By Lily Donnelly, Travel Editor
The Croft Magazine//When one is faced with forty-eight hours in a city à la Richard Ayoade, one must make their plans wisely. Hustling around a bustling city can very easily take all of the fun out of a holiday, and its toll on you along with it - something I tried to avoid on my recent escapade in Barcelona.
Primer día/day one: Gothic Quarter
Morning: head to Black Remedy in the Gothic Quarter for a rather British-style brunch, choosing between avocado and feta on toast, breakfast bowls adorned with fresh fruit and yoghurt, or a simple croissant. Sip your much-needed coffee without sinking too far into your industrial-chic seat before diving deeper into the district.
Be sure not to mistake the Arco di Triunfo for an ‘Eiffel tower’ in Vegas kind of affair.
Afternoon: once you’ve covered the perimeter of the Cathedral and ambled along La Rambla, one of Barcelona’s most famous streets connecting the Plaça de Catalunya to Port Vuell, it’s already time for a luncheon.
This very street boasts La Boqueria, an internationally acclaimed food market that is bound to tantalise all taste buds. El mercado is brought to life by vibrant fruits and vegetables, the churning of fresh churros and a chaos that reminds you that you’re truly on the continent.
Perch yourself on a bar stool at one of the dozen tapas bars whilst you indulge in freshly grilled octopus and patatas bravas washed down by çerveza and/or sangria.
Still not full? Grab a ready-made snack pack of Spanish ham and cheese, and some supplies for your hold luggage whilst you’re at it.
Evening: when dusk rolls around, and you can’t face the bus ride up to Park Guell, a solution waits for you just around the corner. Hop in the lift at El Corte Inglese and take in the panorama on the 5th (?) floor where you’ll be able to see the mosaic of Plaça de Catalunya in its full trampled-by-tourist glory.
Then, whilst you wonder back to your abode, call into Oasis on Plaça del Regomir and watch the Spanish life pass by underneath the setting of the Mediterranean sun. Surrounding you are endless restaurants perfuming the streets with the smell of paella, so either stay here for dinner or stumble into a tapas bar - the night is yours.
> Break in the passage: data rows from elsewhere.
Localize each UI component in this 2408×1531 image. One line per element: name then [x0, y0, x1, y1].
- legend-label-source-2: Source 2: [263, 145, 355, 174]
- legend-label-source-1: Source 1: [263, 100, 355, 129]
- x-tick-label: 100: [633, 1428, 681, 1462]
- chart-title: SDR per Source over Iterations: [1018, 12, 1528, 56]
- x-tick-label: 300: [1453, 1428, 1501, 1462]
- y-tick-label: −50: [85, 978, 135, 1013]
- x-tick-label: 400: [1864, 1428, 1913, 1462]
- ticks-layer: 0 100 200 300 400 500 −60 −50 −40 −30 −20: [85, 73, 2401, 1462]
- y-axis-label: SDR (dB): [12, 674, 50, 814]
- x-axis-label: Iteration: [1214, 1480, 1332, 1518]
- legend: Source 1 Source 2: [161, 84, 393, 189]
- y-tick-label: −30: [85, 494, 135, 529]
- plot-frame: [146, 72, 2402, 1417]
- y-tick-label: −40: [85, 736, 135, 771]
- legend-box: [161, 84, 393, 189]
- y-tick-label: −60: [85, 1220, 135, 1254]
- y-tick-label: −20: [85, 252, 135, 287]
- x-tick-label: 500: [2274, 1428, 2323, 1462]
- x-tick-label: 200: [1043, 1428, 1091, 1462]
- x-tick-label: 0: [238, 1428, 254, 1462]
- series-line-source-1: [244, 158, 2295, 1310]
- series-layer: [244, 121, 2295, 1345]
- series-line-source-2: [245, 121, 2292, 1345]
Seguendo día/day two: El Born
Morning: you’ve woken up early to make the most of your last day, so a hearty breakfast and heftier coffee are in order. Today’s choice is Alsur Café with a near ineffable breakfast menu that leaves me with no choice but to direct you to their Instagram page. The café-come-bar finds itself in El Born, the once up-and-coming neighbourhood that now boasts some of the best haunts in town.
Situated just a short walk away from Parc de la Ciutadella where you can find Spain’s answer to the Arc de Triomph, bring a book and a blanket with you for a mid-afternoon lie down. Be sure not to mistake the Arco di Triunfo for an ‘Eiffel tower’ in Vegas kind of affair.
...[it] was the best tapas I've ever had and it wasn't even bloody Spanish
Afternoon: it’s time for a culture fix. Conveniently, the Picasso museum awaits you back in El Born, and offers a 50% student discount on admission. With 4251 pieces to feast your eyes on, trawling through the collections at Museu Piccasso is bound to work up an appetite that you can quash with a coffee and a cake in Bar El Born. Holidays are hard work, after all.
Evening: I implore you to go to Mosquito, quite literally around the corner from Alsur, to indulge in Asian Tapas. Controversial though it may be, this was the best tapas I’ve ever had and it wasn't even bloody Spanish. The crispy duck, fish cakes, prawn dumplings and beef gyoza were admittedly too much food for two people, but dishes worth licking clean anyway.
If pho takes more of your fancy, pop here for lunch instead. Whether the sun is up or down, be sure to get there early – with a no reservation policy, the tables are hot property. Prop yourself up in a jazz bar afterwards, but remember that you have a flight to catch in the morning.